Letters
Please get out of the street
I am a card-carrying member of the Tribe, and I live in a predominately Orthodox Jewish neighborhood in Teaneck.
Yes, I do drive on Shabbat and on holidays, and I do not pretend otherwise. My neighborhood has many young families, but I have become one of those people who already have raised my children and are astounded by the attitudes of my neighbors.
We are living in an area with several parks in walking distance of our homes. One is just a block away.
My children never played in the street. They did not ride bicycles in the streets until they were at least 12. They did not have soccer games in the street or walk in the center of the road. That was a given.
Young children should be forbidden to play in the road. This is not the country. This is a busy town with traffic coming from all sides. Leaving a 6- or 7-year-old to watch toddlers is not OK. There is the threat of drivers turning corners without looking, in their large vans and cars. No young child should be expected to watch out for toddlers and smaller youngsters.
That having been said, I simply do not understand the concept of parents staying inside their homes or even schmoozing on their lawns when their children are playing in the road. There is no excuse for it. It is irresponsible of all of you and disrespectful to those who are not Jews, or those who must drive through the neighborhood. Pretending that everything is safe is not a good idea. It is not.
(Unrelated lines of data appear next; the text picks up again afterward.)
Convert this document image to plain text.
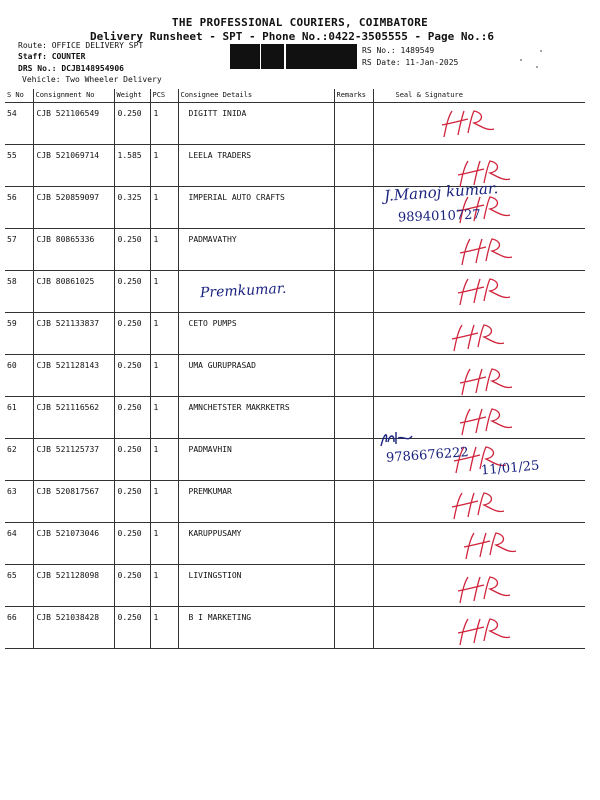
THE PROFESSIONAL COURIERS, COIMBATORE
Delivery Runsheet - SPT - Phone No.:0422-3505555 - Page No.:6
Route: OFFICE DELIVERY SPT
Staff: COUNTER
DRS No.: DCJB148954906
Vehicle: Two Wheeler Delivery
RS No.: 1489549
RS Date: 11-Jan-2025
S No	Consignment No	Weight	PCS	Consignee Details	Remarks	Seal & Signature
54	CJB 521106549	0.250	1	DIGITT INIDA		

55	CJB 521069714	1.585	1	LEELA TRADERS		

56	CJB 520859097	0.325	1	IMPERIAL AUTO CRAFTS		

57	CJB 80865336	0.250	1	PADMAVATHY		

58	CJB 80861025	0.250	1			

59	CJB 521133837	0.250	1	CETO PUMPS		

60	CJB 521128143	0.250	1	UMA GURUPRASAD		

61	CJB 521116562	0.250	1	AMNCHETSTER MAKRKETRS		

62	CJB 521125737	0.250	1	PADMAVHIN		

63	CJB 520817567	0.250	1	PREMKUMAR		

64	CJB 521073046	0.250	1	KARUPPUSAMY		

65	CJB 521128098	0.250	1	LIVINGSTION		

66	CJB 521038428	0.250	1	B I MARKETING		
J.Manoj kumar.
9894010727
Premkumar.
9786676222
11/01/25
Walking four and five abreast on the street also is not OK, even for adults or those walking with elders or children. It is disruptive to those who use the streets for vehicles. We have sidewalks. And if there happens to be none on a particular block, call the municipality.
Sandra Steuer Cohen
Teaneck
A Holocaust survivor remembers 9/11
That morning, I was working at my desk, in the telephone building, across the street from the World Trade Center North Tower. That’s when it happened. My building shook twice.
Several years earlier, a bomb had exploded in the North Tower basement, and my building shook only once.
This time, I took the elevator down to the ground floor. In the street, I looked up and saw the tail of the plane protruding from the North Tower. I then feared an explosion would follow, and a large spread of debris would cover the entire neighborhood, including the street where I was standing. I hurried back to my office to retrieve some personal belongings and my packaged lunch, and proceeded to head to the 38th Street telephone building.
While I was walking uptown, a wartime recollection came to mind: a German airplane flying overhead, looking for FFI partisans, in the country village of Ardeche, France, where I was living at the time with Mme Chifflet, who was hiding me. Her son, Mr. Marcel Chifflet, had arranged to have a trench dug outside our house, just it case it should be damaged by bombing. I remember Mme Chifflet watching the plane and screaming: “ Attention. Il pique!” In the end, nothing happened to the house, nor to us.
Mme Chifflet’s name is at Yad Vashem.
I continued walking north, while all traffic was headed south. By the time I reached the 38th St office, the World Towers were no longer. The expected building explosion never happened.